Patricia O’Brien-Boarman, a civic leader and activist said that Crofton might even be better suited being paired with District 4 in West County—pushing it together into a seat that includes Odenton, Fort Meade, and Severn.
“First and foremost, South Anne Arundel County needs a Councilman (or woman), who will ‘represent’ them,” she said.
“The feeling of most South Countians is that, in the past, with the exception of a few, our area has been neglected by the councilperson who is supposed to be representing us,” O’Brien Boarman said. “There is a saying in South County: ‘now that the election is over, will we see or hear from our Councilperson?’” she said.

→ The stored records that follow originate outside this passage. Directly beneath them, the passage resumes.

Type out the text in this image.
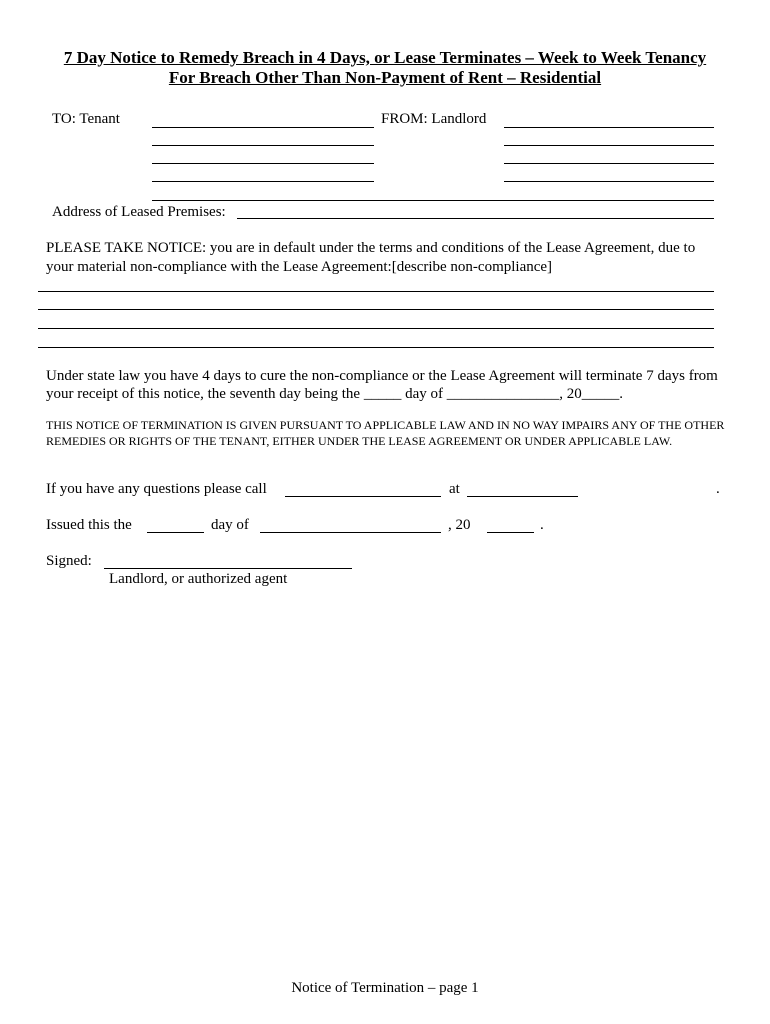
7 Day Notice to Remedy Breach in 4 Days, or Lease Terminates – Week to Week Tenancy
For Breach Other Than Non-Payment of Rent – Residential
TO: Tenant	FROM: Landlord
Address of Leased Premises:
PLEASE TAKE NOTICE: you are in default under the terms and conditions of the Lease Agreement, due to your material non-compliance with the Lease Agreement:[describe non-compliance]
Under state law you have 4 days to cure the non-compliance or the Lease Agreement will terminate 7 days from
your receipt of this notice, the seventh day being the _____ day of _______________, 20_____.
THIS NOTICE OF TERMINATION IS GIVEN PURSUANT TO APPLICABLE LAW AND IN NO WAY IMPAIRS ANY OF THE OTHER REMEDIES OR RIGHTS OF THE TENANT, EITHER UNDER THE LEASE AGREEMENT OR UNDER APPLICABLE LAW.
If you have any questions please call	at	.
Issued this the	day of	, 20	.
Signed:
Landlord, or authorized agent
Notice of Termination – page 1
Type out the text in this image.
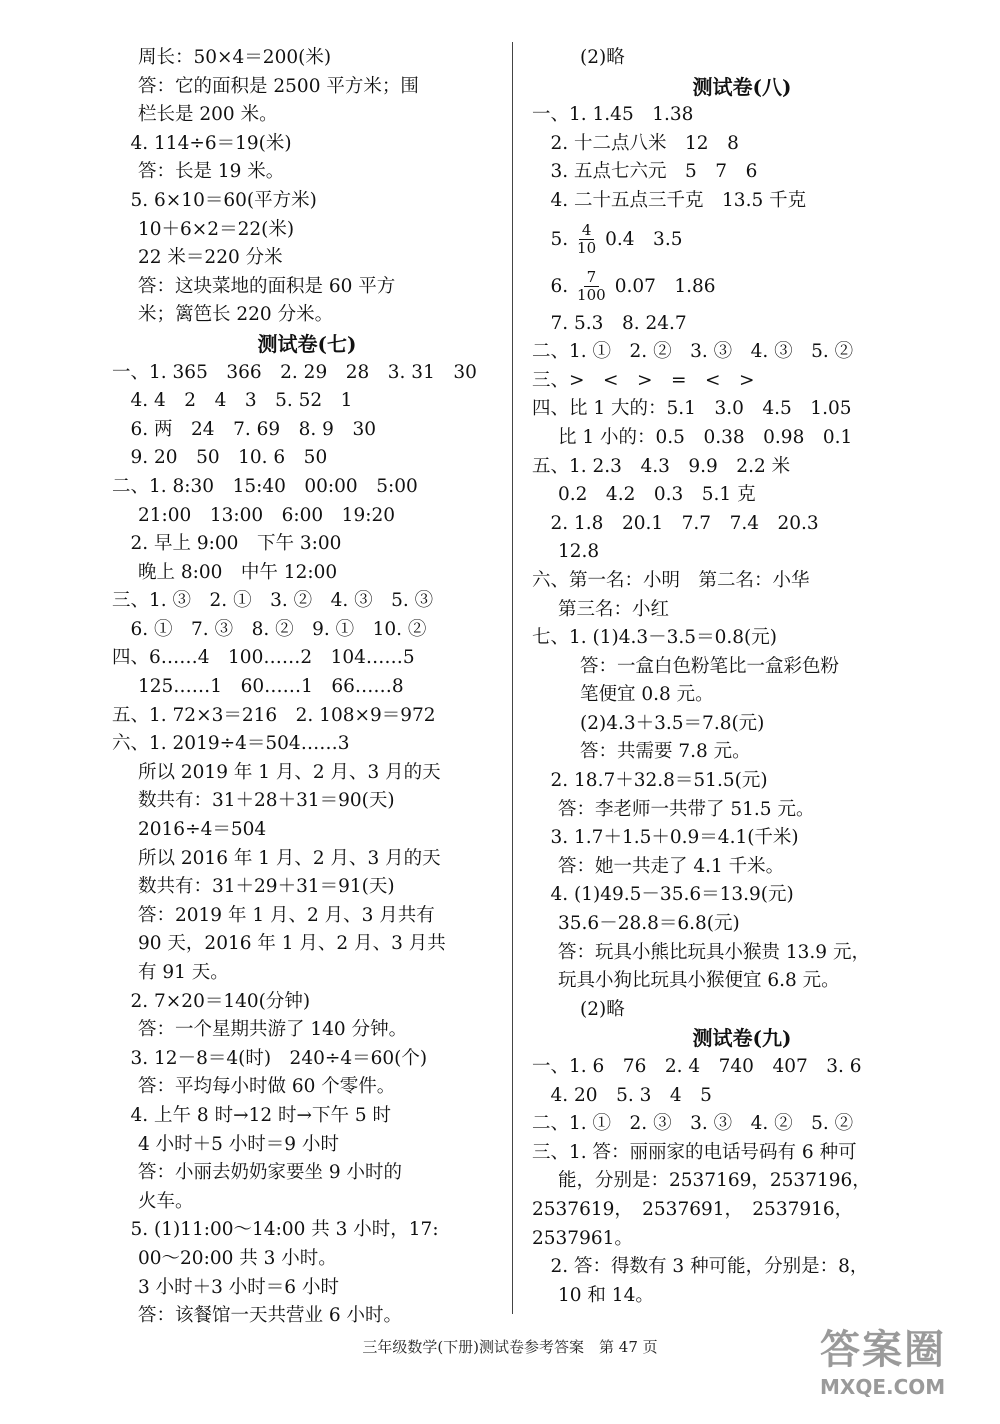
周长：50×4＝200(米)
答：它的面积是 2500 平方米；围
栏长是 200 米。
　4. 114÷6＝19(米)
答：长是 19 米。
　5. 6×10＝60(平方米)
10＋6×2＝22(米)
22 米＝220 分米
答：这块菜地的面积是 60 平方
米；篱笆长 220 分米。
测试卷(七)
一、1. 365　366　2. 29　28　3. 31　30
　4. 4　2　4　3　5. 52　1
　6. 两　24　7. 69　8. 9　30
　9. 20　50　10. 6　50
二、1. 8:30　15:40　00:00　5:00
21:00　13:00　6:00　19:20
　2. 早上 9:00　下午 3:00
晚上 8:00　中午 12:00
三、1. ③　2. ①　3. ②　4. ③　5. ③
　6. ①　7. ③　8. ②　9. ①　10. ②
四、6……4　100……2　104……5
125……1　60……1　66……8
五、1. 72×3＝216　2. 108×9＝972
六、1. 2019÷4＝504……3
所以 2019 年 1 月、2 月、3 月的天
数共有：31＋28＋31＝90(天)
2016÷4＝504
所以 2016 年 1 月、2 月、3 月的天
数共有：31＋29＋31＝91(天)
答：2019 年 1 月、2 月、3 月共有
90 天，2016 年 1 月、2 月、3 月共
有 91 天。
　2. 7×20＝140(分钟)
答：一个星期共游了 140 分钟。
　3. 12－8＝4(时)　240÷4＝60(个)
答：平均每小时做 60 个零件。
　4. 上午 8 时→12 时→下午 5 时
4 小时＋5 小时＝9 小时
答：小丽去奶奶家要坐 9 小时的
火车。
　5. (1)11:00～14:00 共 3 小时，17:
00～20:00 共 3 小时。
3 小时＋3 小时＝6 小时
答：该餐馆一天共营业 6 小时。
(2)略
测试卷(八)
一、1. 1.45　1.38
　2. 十二点八米　12　8
　3. 五点七六元　5　7　6
　4. 二十五点三千克　13.5 千克
　5. $\frac{4}{10} 0.4$　3.5
　6. $\frac{7}{100} 0.07$　1.86
　7. 5.3　8. 24.7
二、1. ①　2. ②　3. ③　4. ③　5. ②
三、>　<　>　=　<　>
四、比 1 大的：5.1　3.0　4.5　1.05
比 1 小的：0.5　0.38　0.98　0.1
五、1. 2.3　4.3　9.9　2.2 米
0.2　4.2　0.3　5.1 克
　2. 1.8　20.1　7.7　7.4　20.3
12.8
六、第一名：小明　第二名：小华
第三名：小红
七、1. (1)4.3－3.5＝0.8(元)
答：一盒白色粉笔比一盒彩色粉
笔便宜 0.8 元。
(2)4.3＋3.5＝7.8(元)
答：共需要 7.8 元。
　2. 18.7＋32.8＝51.5(元)
答：李老师一共带了 51.5 元。
　3. 1.7＋1.5＋0.9＝4.1(千米)
答：她一共走了 4.1 千米。
　4. (1)49.5－35.6＝13.9(元)
35.6－28.8＝6.8(元)
答：玩具小熊比玩具小猴贵 13.9 元，
玩具小狗比玩具小猴便宜 6.8 元。
(2)略
测试卷(九)
一、1. 6　76　2. 4　740　407　3. 6
　4. 20　5. 3　4　5
二、1. ①　2. ③　3. ③　4. ②　5. ②
三、1. 答：丽丽家的电话号码有 6 种可
能，分别是：2537169，2537196，
2537619，　2537691，　2537916，
2537961。
　2. 答：得数有 3 种可能，分别是：8，
10 和 14。
三年级数学(下册)测试卷参考答案　第 47 页	答案圈
MXQE.COM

O’Brien Boarman said that Crofton would also be best suited if it were to be paired with District 4 because of the similarities it shares with other District 4 communities, like shopping and restaurants.
She said that South County is unique in its character?
“It is more rural, more agricultural, with waterways, boating and marinas. In fact, South County is the ‘largest’ area, geographically, approximately 156 miles.”
Even on the surface, O’Brien Boarman said she can see why a Croftonite might not want to travel to South County all the time, because it might take time away from “important matters” in Crofton.
But, being the stepchild of the county does take its toll.
South County surely does not have adequate police or fire protection. In addition, look at the lack of lighted ballfields, overcrowded schools, lack of public works personnel and a serious need for more recreation, she said.
Both O’Brien Boarman and Turek said that what has soured them most on the shared district was redistricting.
Boarman said that Walker did not listen to his constituents, and citizens had to rely on the county executive to veto a number of Walker’s amendments in order to keep South County development in check.
Disheartened by the process, Turek said: “We are essentially disenfranchised—[we can] never get a local person on the Council—Crofton rules.”
The only way to move anything forward on redistricting or moving the Council to nine members is to go to the meetings and ask the councilmen to take up action.
Boarman for one said that she encourages and supports anyone who wants to let their voice be heard. “Speak out on the topic and ‘Keep South County Rural,’” she said.
Walker supports the South County seat, but there are other considerations. First they will take up the budget. The charter amendments don’t have to be complete until July then the items go on the ballot for voter approval in November.
Plus, there are other priorities that could surface. For example, there could be those who want to see a majority minority district, with ripe territory for that coming from Districts One and Four.
“My understanding is that the main lines have not been changed since the 1960s when they were first drawn,” Walker said.
Any member can introduce the charter amendments. It takes five council members to move the legislation forward. Once the budget wraps, the council members can move on to the charter changes.
During May, each day is a legislative session, with council members meeting regularly on their biggest job of the year: the county budget. To attend a council meeting, which are held on the first and third Monday of each month at 7 p.m., show up at 6:30 p.m. to add your name to the list of speakers. The next meeting is May 7.